Acredito que nós não devemos deixar que alguém seja responsável pela nossa felicidade e bem estar. É muito fácil responsabilizar o outro sobre sentirmos frustrados. Muitas vezes não queremos admitir que somos nós os responsáveis pela nossa vida. Apesar de adultos, ainda queremos ter o colo de uma mãe e a proteção de um pai. Entretanto, crescemos, e tudo continua em um ciclo vital de evolução e luz.
Estava pensando agora a pouco sobre como chorei nesta vida por não ser aceita por determinado grupo ou pessoa. Será que este sentimento de inferioridade está relacionado somente com a auto estima? Acredito que é muito mais profundo do que imaginamos.
Por que tenho que chorar quando alguém me humilha? Será que não sou eu que me rebaixo diante das circunstâncias? Chego a conclusão que não existe humilhação, não existe injustiça, não existe infelicidade, no sentido exterior da palavra. O que existe é uma luta interior de descoberta da verdadeira essência do ser.

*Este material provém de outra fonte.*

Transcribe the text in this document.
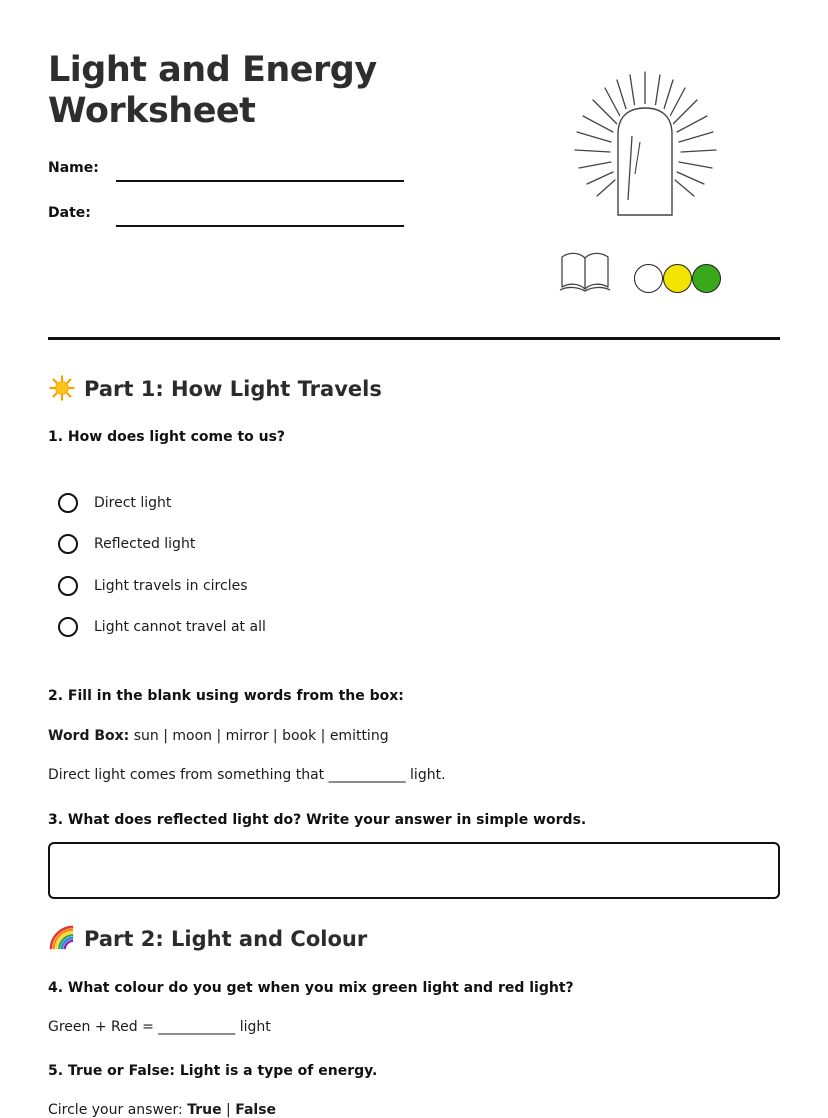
Light and Energy
Worksheet
Name:
Date:
Part 1: How Light Travels

1. How does light come to us?

Direct light
Reflected light
Light travels in circles
Light cannot travel at all

2. Fill in the blank using words from the box:

Word Box: sun | moon | mirror | book | emitting

Direct light comes from something that ___________ light.

3. What does reflected light do? Write your answer in simple words.

Part 2: Light and Colour

4. What colour do you get when you mix green light and red light?

Green + Red = ___________ light

5. True or False: Light is a type of energy.

Circle your answer: True | False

Por que gostamos de sentir inferiores? Será por causa da citação bíblica relatando que quando sou fraco aí é que sou forte? Queremos que os outros tenham pena de nós, isso não traz melhorias para nossa vida.
Não sou nenhuma estudiosa do assunto, mas observando as crianças inferi algo que considero o provável motivo de querermos ser tão aceitos a ponto de fazer coisas inimagináveis. Venho observando minha sobrinha, de onze meses, nestes últimos dias. Além da comida e dos cuidados higiênicos, percebo que ela necessita de atenção psicológica para crescer. Ela tenta chamar a minha atenção, da mãe e da avó com frequência. Sempre dá um sorriso, faz uma gracinha, principalmente quando demonstramos que estamos gostando da "performance" dela. Quando ninguém está prestando atenção, ela se rebela e chora.
Chamar a atenção é uma questão de sobrevivência. Precisamos dos nosso pais para sermos cuidados e preparados para a vida adulta. Entretanto, como fica esta questão quando finalmente chegamos a fase adulta, que subentende-se sermos responsáveis por nós mesmos? Quais são nossas verdadeiras necessidades? Casar? Ter filhos? Estruturar uma carreira profissional brilhante? Ser feliz? Ser aceito? Ser entendido? Por quem? Pelos nossos pais, mesmo não sendo mais uma criança? Pelas nossas esposas ou nossos maridos? Nossos filhos?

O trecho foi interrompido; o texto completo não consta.